EuroMillions (Note: Euromillones; Euromillionen or EuroMillionen; Euromilhões) is a transnational lottery that requires seven correct numbers to win the jackpot, which consists of 5 main numbers and 2 Lucky Star Numbers. It was launched on 7 February 2004 by France's Française des Jeux, Spain's Loterías y Apuestas del Estado and the United Kingdom's Camelot group (now part of Allwyn). The first draw was held on 13 February 2004 in Paris. Initially, only the UK, France and Spain participated, with the Austrian, Belgian, Irish, Luxembourgian, Portuguese and Swiss lotteries joining for the 8 October 2004 draw.

Draws are held every Tuesday and Friday night at approximately 21:05 GMT +1 in Paris. A standard EuroMillions ticket costs €2.50, £2.50 or CHF 3.50 per line played. The draw machines are manufactured by French manufacturer Ryo Catteau, with the main number machine using their Stresa model, whilst the Lucky Star Number machine uses their Pâquerette model.

Ireland has an exclusive option called Plus, which adds €1.00 per line. As of February 2014, a non-optional addition called "My Million" in France adds €0.50 per line, while in Portugal it is called "M1lhão" and represents €0.30 of the whole €2.50 bet.

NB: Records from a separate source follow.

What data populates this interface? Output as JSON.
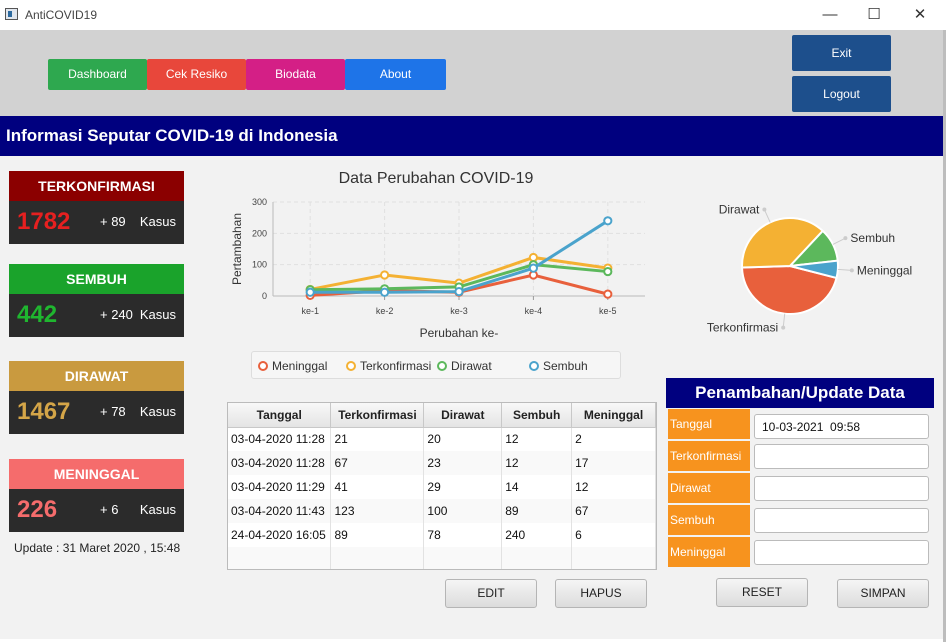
{
  "window": {
    "title": "AntiCOVID19",
    "controls": [
      "—",
      "☐",
      "✕"
    ]
  },
  "nav": {
    "buttons": [
      {
        "label": "Dashboard",
        "color": "#2ea84f"
      },
      {
        "label": "Cek Resiko",
        "color": "#e8473b"
      },
      {
        "label": "Biodata",
        "color": "#d41f86"
      },
      {
        "label": "About",
        "color": "#1e74e8"
      }
    ],
    "exit_label": "Exit",
    "logout_label": "Logout"
  },
  "banner": {
    "title": "Informasi Seputar COVID-19 di Indonesia"
  },
  "cards": [
    {
      "header": "TERKONFIRMASI",
      "value": "1782",
      "delta": "+ 89",
      "unit": "Kasus",
      "header_color": "#8b0000",
      "value_color": "#e62020"
    },
    {
      "header": "SEMBUH",
      "value": "442",
      "delta": "+ 240",
      "unit": "Kasus",
      "header_color": "#1aa32b",
      "value_color": "#1fb62f"
    },
    {
      "header": "DIRAWAT",
      "value": "1467",
      "delta": "+ 78",
      "unit": "Kasus",
      "header_color": "#c99a3f",
      "value_color": "#d4a548"
    },
    {
      "header": "MENINGGAL",
      "value": "226",
      "delta": "+ 6",
      "unit": "Kasus",
      "header_color": "#f56c6c",
      "value_color": "#f56c6c"
    }
  ],
  "update_text": "Update : 31 Maret 2020 , 15:48",
  "chart_data": [
    {
      "type": "line",
      "title": "Data Perubahan COVID-19",
      "xlabel": "Perubahan ke-",
      "ylabel": "Pertambahan",
      "categories": [
        "ke-1",
        "ke-2",
        "ke-3",
        "ke-4",
        "ke-5"
      ],
      "ylim": [
        0,
        300
      ],
      "yticks": [
        0,
        100,
        200,
        300
      ],
      "grid": true,
      "legend_position": "bottom",
      "series": [
        {
          "name": "Meninggal",
          "color": "#e8603c",
          "values": [
            2,
            17,
            12,
            67,
            6
          ]
        },
        {
          "name": "Terkonfirmasi",
          "color": "#f4b133",
          "values": [
            21,
            67,
            41,
            123,
            89
          ]
        },
        {
          "name": "Dirawat",
          "color": "#5cb85c",
          "values": [
            20,
            23,
            29,
            100,
            78
          ]
        },
        {
          "name": "Sembuh",
          "color": "#4aa3cc",
          "values": [
            12,
            12,
            14,
            89,
            240
          ]
        }
      ]
    },
    {
      "type": "pie",
      "slices": [
        {
          "label": "Terkonfirmasi",
          "value": 1782,
          "color": "#e8603c"
        },
        {
          "label": "Dirawat",
          "value": 1467,
          "color": "#f4b133"
        },
        {
          "label": "Sembuh",
          "value": 442,
          "color": "#5cb85c"
        },
        {
          "label": "Meninggal",
          "value": 226,
          "color": "#4aa3cc"
        }
      ]
    }
  ],
  "table": {
    "headers": [
      "Tanggal",
      "Terkonfirmasi",
      "Dirawat",
      "Sembuh",
      "Meninggal"
    ],
    "rows": [
      [
        "03-04-2020  11:28",
        "21",
        "20",
        "12",
        "2"
      ],
      [
        "03-04-2020  11:28",
        "67",
        "23",
        "12",
        "17"
      ],
      [
        "03-04-2020  11:29",
        "41",
        "29",
        "14",
        "12"
      ],
      [
        "03-04-2020  11:43",
        "123",
        "100",
        "89",
        "67"
      ],
      [
        "24-04-2020  16:05",
        "89",
        "78",
        "240",
        "6"
      ]
    ]
  },
  "table_buttons": {
    "edit": "EDIT",
    "hapus": "HAPUS"
  },
  "form": {
    "title": "Penambahan/Update Data",
    "fields": [
      {
        "label": "Tanggal",
        "value": "10-03-2021  09:58"
      },
      {
        "label": "Terkonfirmasi",
        "value": ""
      },
      {
        "label": "Dirawat",
        "value": ""
      },
      {
        "label": "Sembuh",
        "value": ""
      },
      {
        "label": "Meninggal",
        "value": ""
      }
    ],
    "reset_label": "RESET",
    "simpan_label": "SIMPAN"
  }
}
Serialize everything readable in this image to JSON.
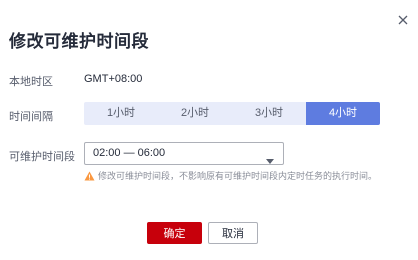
{
  "dialog": {
    "title": "修改可维护时间段",
    "close_icon": "close-icon"
  },
  "timezone": {
    "label": "本地时区",
    "value": "GMT+08:00"
  },
  "interval": {
    "label": "时间间隔",
    "options": [
      "1小时",
      "2小时",
      "3小时",
      "4小时"
    ],
    "selected": "4小时"
  },
  "window": {
    "label": "可维护时间段",
    "selected_value": "02:00 — 06:00",
    "dropdown_icon": "caret-down-icon",
    "hint_icon": "warning-icon",
    "hint": "修改可维护时间段，不影响原有可维护时间段内定时任务的执行时间。"
  },
  "buttons": {
    "confirm": "确定",
    "cancel": "取消"
  },
  "colors": {
    "primary_button": "#c7000b",
    "segment_active": "#5e7ce0",
    "segment_bg": "#e8ecfa",
    "warning": "#fa9841"
  }
}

The cost of playing in the UK increased from £1.50 to £2.00 per line on 7 November 2009, due to the EUR/GBP exchange rate and automatic entry into its Millionaire Raffle. On 24 September 2016, the cost per line increased from £2.00 to £2.50 in the UK. On the same day, in Ireland and Spain it rose to €2.50 per line.

From 24 September 2016, the number of lucky stars changed from a pool of 11 to a pool of 12 numbers, decreasing the jackpot-winning odds from 1:117million to 1:140million. All prizes, including the jackpot, are tax-free (except in Switzerland, Spain and Portugal, since 2013) and are paid as a lump sum.

==Play==
- The player selects five main numbers which can be any number from 1 to 50.
- The player selects two different lucky star numbers from a pool of 12 numbers.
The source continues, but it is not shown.